Push Notifications
Push notifications are short messages that a backend server delivers to a user's device through the OS-level push service, displayed even when the corresponding app is not running. Push is the standard re-engagement and real-time messaging channel on mobile and increasingly on web.
How it works
The app registers with the OS push service (APNs on iOS, FCM on Android, Web Push on browsers) and receives a unique device token. The token is sent to the backend, which stores it against the user. To deliver a push, the backend posts a message to the platform service with the token; the service delivers the payload to the device, which renders the notification or wakes the app to handle it silently.
Common platform services
- APNs (Apple Push Notification service). iOS, iPadOS, macOS, watchOS, tvOS.
- FCM (Firebase Cloud Messaging). Android, iOS, web; the most common cross-platform option.
- Web Push. W3C standard supported by most browsers; iOS added support in 16.4+ for installed PWAs.

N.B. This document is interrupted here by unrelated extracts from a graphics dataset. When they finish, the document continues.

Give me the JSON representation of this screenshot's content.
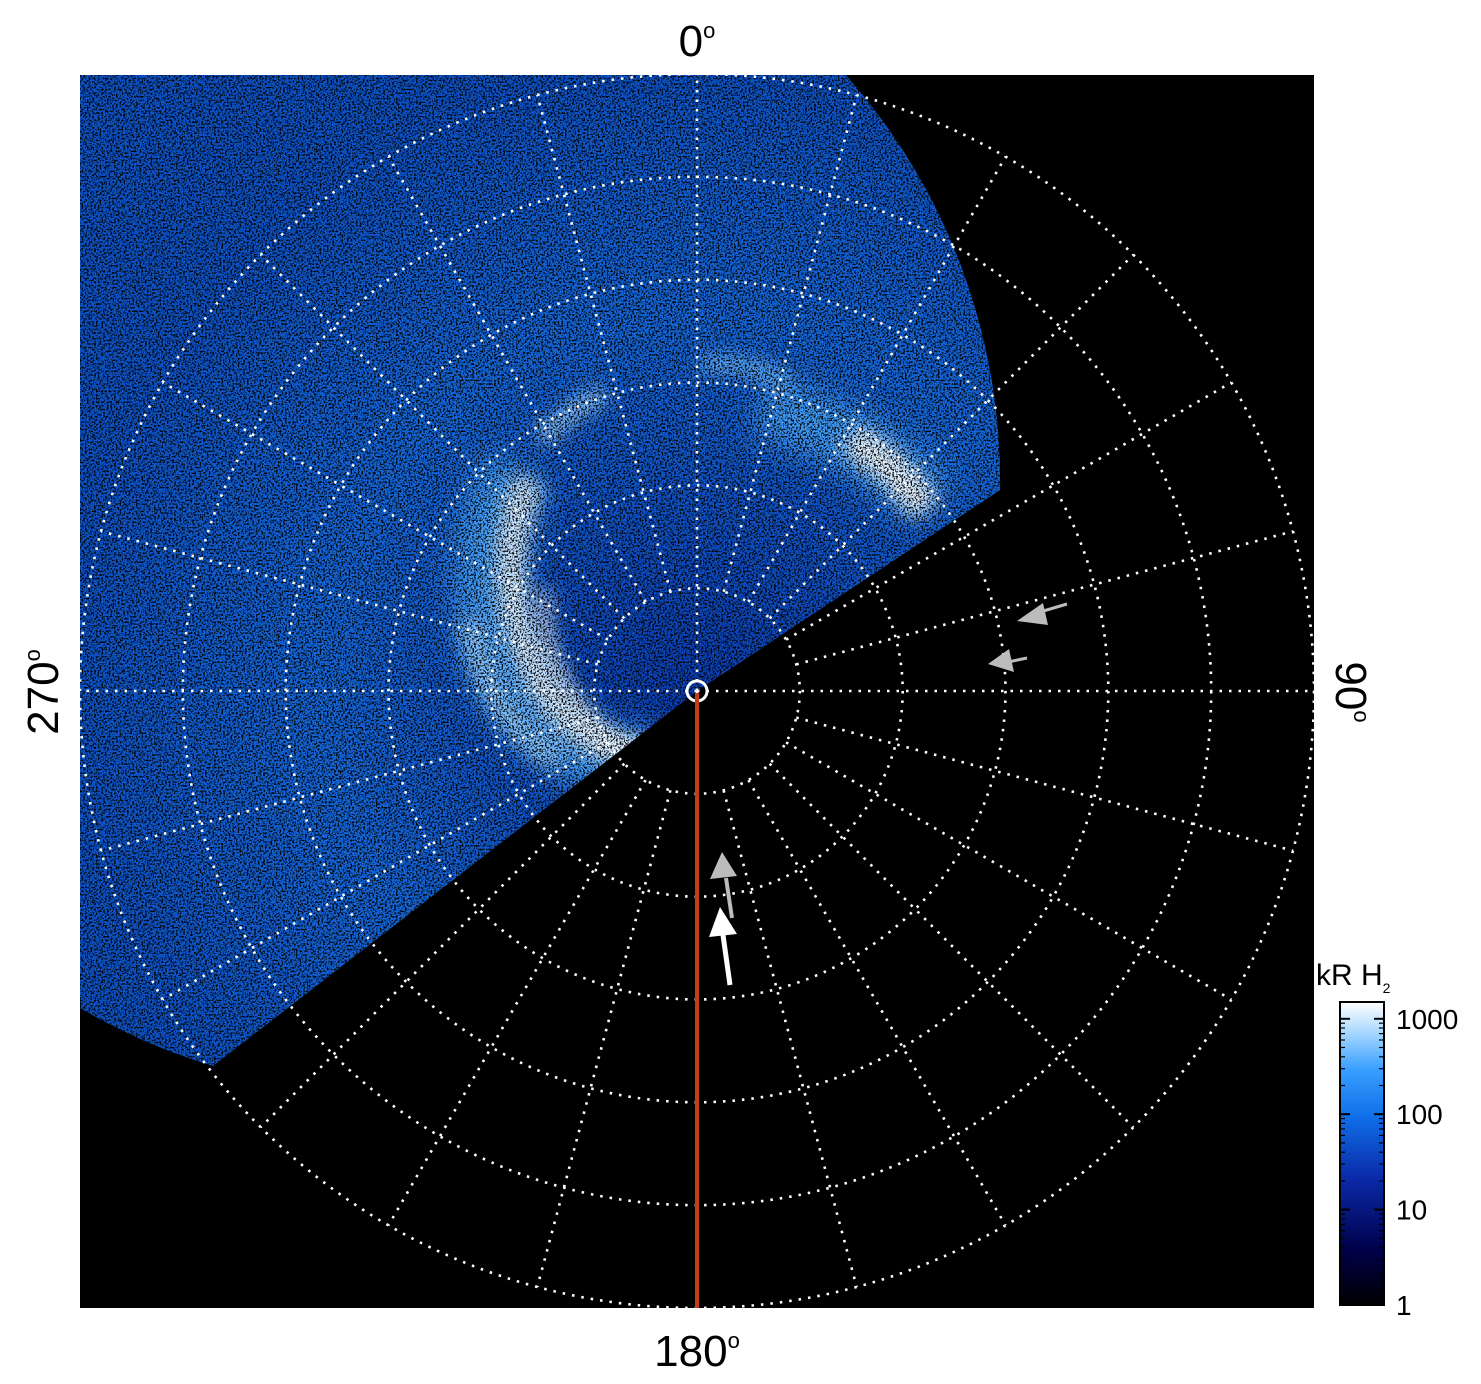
{
  "figure": {
    "angle_labels": {
      "top": {
        "value": "0",
        "degree": "o"
      },
      "bottom": {
        "value": "180",
        "degree": "o"
      },
      "left": {
        "value": "270",
        "degree": "o"
      },
      "right": {
        "value": "90",
        "degree": "o"
      }
    },
    "colorbar": {
      "unit_label": "kR H",
      "unit_subscript": "2",
      "ticks": [
        "1000",
        "100",
        "10",
        "1"
      ],
      "scale": "log",
      "range": [
        1,
        1500
      ],
      "colors": [
        "#000000",
        "#00004a",
        "#0a2aa8",
        "#0f6ee8",
        "#3aa0ff",
        "#a8d8ff",
        "#ffffff"
      ]
    },
    "grid": {
      "style": "dotted",
      "color": "#ffffff",
      "meridians_deg": 15,
      "rings": 6
    },
    "colors": {
      "background": "#000000",
      "meridian_line": "#c83a1c",
      "arrow_white": "#ffffff",
      "arrow_gray": "#bcbcbc"
    },
    "annotations": [
      "white-arrow",
      "gray-arrow",
      "gray-arrow",
      "gray-arrow",
      "red-meridian-line"
    ]
  }
}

- OneSignal, Airship, Braze, Customer.io. Higher-level providers that orchestrate APNs, FCM, Web Push, SMS, and email.
Notification types
- Alert / banner. Visible to the user with title, body, icon, action buttons.
- Silent / data. Delivered to the app to trigger background processing without showing the user anything.
- Rich. Include images, video, custom layouts (Notification Service Extension on iOS, NotificationCompat.BigPictureStyle on Android).
- Live Activities and widgets. Persistent, dynamically updated notifications on the lock screen and Dynamic Island (iOS).